“So the oil companies are once again boasting record profits and yet the auto makers are asking for some government cheese. Does anyone else see the irony here? So I’ve got a little trickle down theory of my own. As long as Detroit continues to make cars for the Gas-Capades let the oil companies bail them out. It’s a “robbing Peter to pay Paul” kind of thing except in this case Peter and Paul seem to be riding the short bus… and it’s not to save on gas.” http://margaretandhelen.wordpress.com/2008/11/16/government-cheese-of-a-different-kind/
Good clip, very informative and I like that he skewers the Reps and the Dems alike. Some comments:
Schiff says the govt creates a moral hazard by guaranteeing bank deposits, as no one then cares what the bank does with their money. If there was no deposit insurance, banks would have to compete on the safeness of their investments, not just interest rates. Others would create services to rank banks for their reliability so people could choose.
I accept this is true, but is not the only way to manage the banks of course. The model that insures deposits requires the govt to regulate effectively. There have been consistent efforts in the States to keep it from doing so for years without the other changes needed to make it unnecessary. This has added to the current problem.
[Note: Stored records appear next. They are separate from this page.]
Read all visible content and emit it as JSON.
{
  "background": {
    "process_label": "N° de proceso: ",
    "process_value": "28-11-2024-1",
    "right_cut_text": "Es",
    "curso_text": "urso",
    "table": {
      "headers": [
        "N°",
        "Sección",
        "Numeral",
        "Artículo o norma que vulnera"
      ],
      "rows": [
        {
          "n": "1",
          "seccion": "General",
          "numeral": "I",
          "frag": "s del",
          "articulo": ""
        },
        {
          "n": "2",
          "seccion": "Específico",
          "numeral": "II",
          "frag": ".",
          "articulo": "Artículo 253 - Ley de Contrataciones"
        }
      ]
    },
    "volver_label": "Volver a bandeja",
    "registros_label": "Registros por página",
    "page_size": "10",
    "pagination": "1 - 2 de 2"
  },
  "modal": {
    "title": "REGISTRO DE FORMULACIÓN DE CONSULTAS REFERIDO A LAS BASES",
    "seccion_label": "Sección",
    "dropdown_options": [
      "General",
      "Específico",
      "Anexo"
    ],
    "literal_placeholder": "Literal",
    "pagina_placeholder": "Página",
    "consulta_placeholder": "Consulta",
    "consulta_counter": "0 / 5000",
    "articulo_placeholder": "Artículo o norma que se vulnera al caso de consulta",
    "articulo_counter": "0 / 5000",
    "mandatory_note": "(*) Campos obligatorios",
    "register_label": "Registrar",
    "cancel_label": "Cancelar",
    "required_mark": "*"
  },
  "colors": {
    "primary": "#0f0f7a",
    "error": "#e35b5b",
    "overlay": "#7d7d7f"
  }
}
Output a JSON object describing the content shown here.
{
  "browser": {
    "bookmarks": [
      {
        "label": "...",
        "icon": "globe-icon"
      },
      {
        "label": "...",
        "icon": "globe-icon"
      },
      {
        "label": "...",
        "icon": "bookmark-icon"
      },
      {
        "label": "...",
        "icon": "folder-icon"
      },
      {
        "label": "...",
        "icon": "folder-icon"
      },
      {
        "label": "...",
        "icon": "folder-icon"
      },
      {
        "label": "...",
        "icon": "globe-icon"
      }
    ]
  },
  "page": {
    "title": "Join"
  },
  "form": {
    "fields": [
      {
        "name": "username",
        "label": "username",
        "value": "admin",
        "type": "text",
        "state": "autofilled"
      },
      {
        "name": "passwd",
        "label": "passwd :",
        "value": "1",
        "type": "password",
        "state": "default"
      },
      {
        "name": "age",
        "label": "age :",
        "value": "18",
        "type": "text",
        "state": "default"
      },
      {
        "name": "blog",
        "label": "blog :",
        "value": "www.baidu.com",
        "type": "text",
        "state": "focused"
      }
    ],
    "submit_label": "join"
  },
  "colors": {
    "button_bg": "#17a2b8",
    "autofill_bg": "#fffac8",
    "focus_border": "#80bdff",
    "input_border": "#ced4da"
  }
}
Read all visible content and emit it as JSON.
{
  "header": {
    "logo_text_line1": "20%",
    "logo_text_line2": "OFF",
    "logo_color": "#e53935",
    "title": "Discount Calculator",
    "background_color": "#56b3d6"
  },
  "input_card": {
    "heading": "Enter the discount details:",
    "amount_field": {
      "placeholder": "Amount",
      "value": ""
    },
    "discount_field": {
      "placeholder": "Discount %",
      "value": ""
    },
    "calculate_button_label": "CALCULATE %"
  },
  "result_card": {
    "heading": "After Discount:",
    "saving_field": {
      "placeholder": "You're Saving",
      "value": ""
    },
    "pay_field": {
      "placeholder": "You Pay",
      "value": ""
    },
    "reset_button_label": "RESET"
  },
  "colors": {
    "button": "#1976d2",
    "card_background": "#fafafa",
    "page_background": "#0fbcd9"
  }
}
I also agree that deficit spending needs to be for investment, as occurred in the past, and which provides the means to pay back the loans. The last thing we need is to buy more stuff for the sake of it, particularly foreign produced stuff, but that’s not a message you hear very often. Western society has become geared to buying ever more stuff and the worst offender is the US. Schiff’s is an argument for developing self sufficiency of the type Buy American or Buy Kiwi Made promote.
Schiff makes a related point that the services industry is non productive and should be smaller. We need to produce real stuff ourselves.
Finally, he says Freddie and Fannie should be regulated because they use public money. OK, but I don’t see why those who use private money should escape all regulation for that reason alone. Schiff hates the bailouts and points out that at the end of the day it’s the threat of failure that is the main tool to keep organizations in line. I agree with this, but there’s an element of truth to the concern that some institutions are “too big to fail” due to the flow on effects of a huge company suddenly going under being so great. In the case of a large finance co, there’s not only the job loses, but also the destabilisation that is possible from the company defaulting, leading possibly to other failures, maybe including sound companies too.
If we’re going to be happy to let big companies fail, and I do think we should when they are so obviously corrupt, we need at least to decrease as much as possible the likelihood that they will take certain kinds of undue risk, parhaps those relating to obvious moral hazard at least. This can be fraught, I know, but surely an example is the securitisation of mortgages that was allowed during the last ten years. Schiff sees this as very bad too, because it created a moral hazard in that the people arranging bad mortgages had every incentive to do so given that they would be able to hide the risk in the security. This is one of the main regulatory failures people point to in the current crisis. It wasn’t the only factor, but it was a big one and was noted by some commentators when it all began as exactly the sort of thing likely to lead to the problems we have now.
“I’m going to keep this real short.
I’ve just finished watching [this] 1 hr 16 min YouTube video of Peter Schiff…
If you have any interest in fully understanding why this meltdown has happened, why government ‘remedies’ will fail, and what will be the consequences, then I suggest you turn off CNN, Fox, CBC, BBC – or whatever TV channel you normally watch – and devote 1 hour 16 minutes to being exposed to some hard truths and realities.
Peter Schiff blows up popular perceptions of what is happening and why, and focuses his razor-sharp mind on the real causes and issues.
Common sense with brilliance and clarity – that’s how I’d sum it up.”
Source: PC Blogspot
Except that the people with mortgages are not getting bailed out, the lenders are. The people only willed this result in the most abstract of ways by voting for others who removed the regulations that allowed lenders to take such risks in the first place.
Daily show, excellent as mostly.
Theres an underlying truth to all this though. If the “dumbass looser homeowners” had been bailed out when they first starting getting into the mucky stuff then we wouldn’t have the global financial mess we are in today.
But…. that would have been impossible. If the question is “should your neighbour get his mortgage paid off and we all live happily ever after or would you like to see him suffer, and the whole economy go down the pan” as the latter option is “fairer”, most folks would vote for that.
We are where we are ‘cos its the will of the people.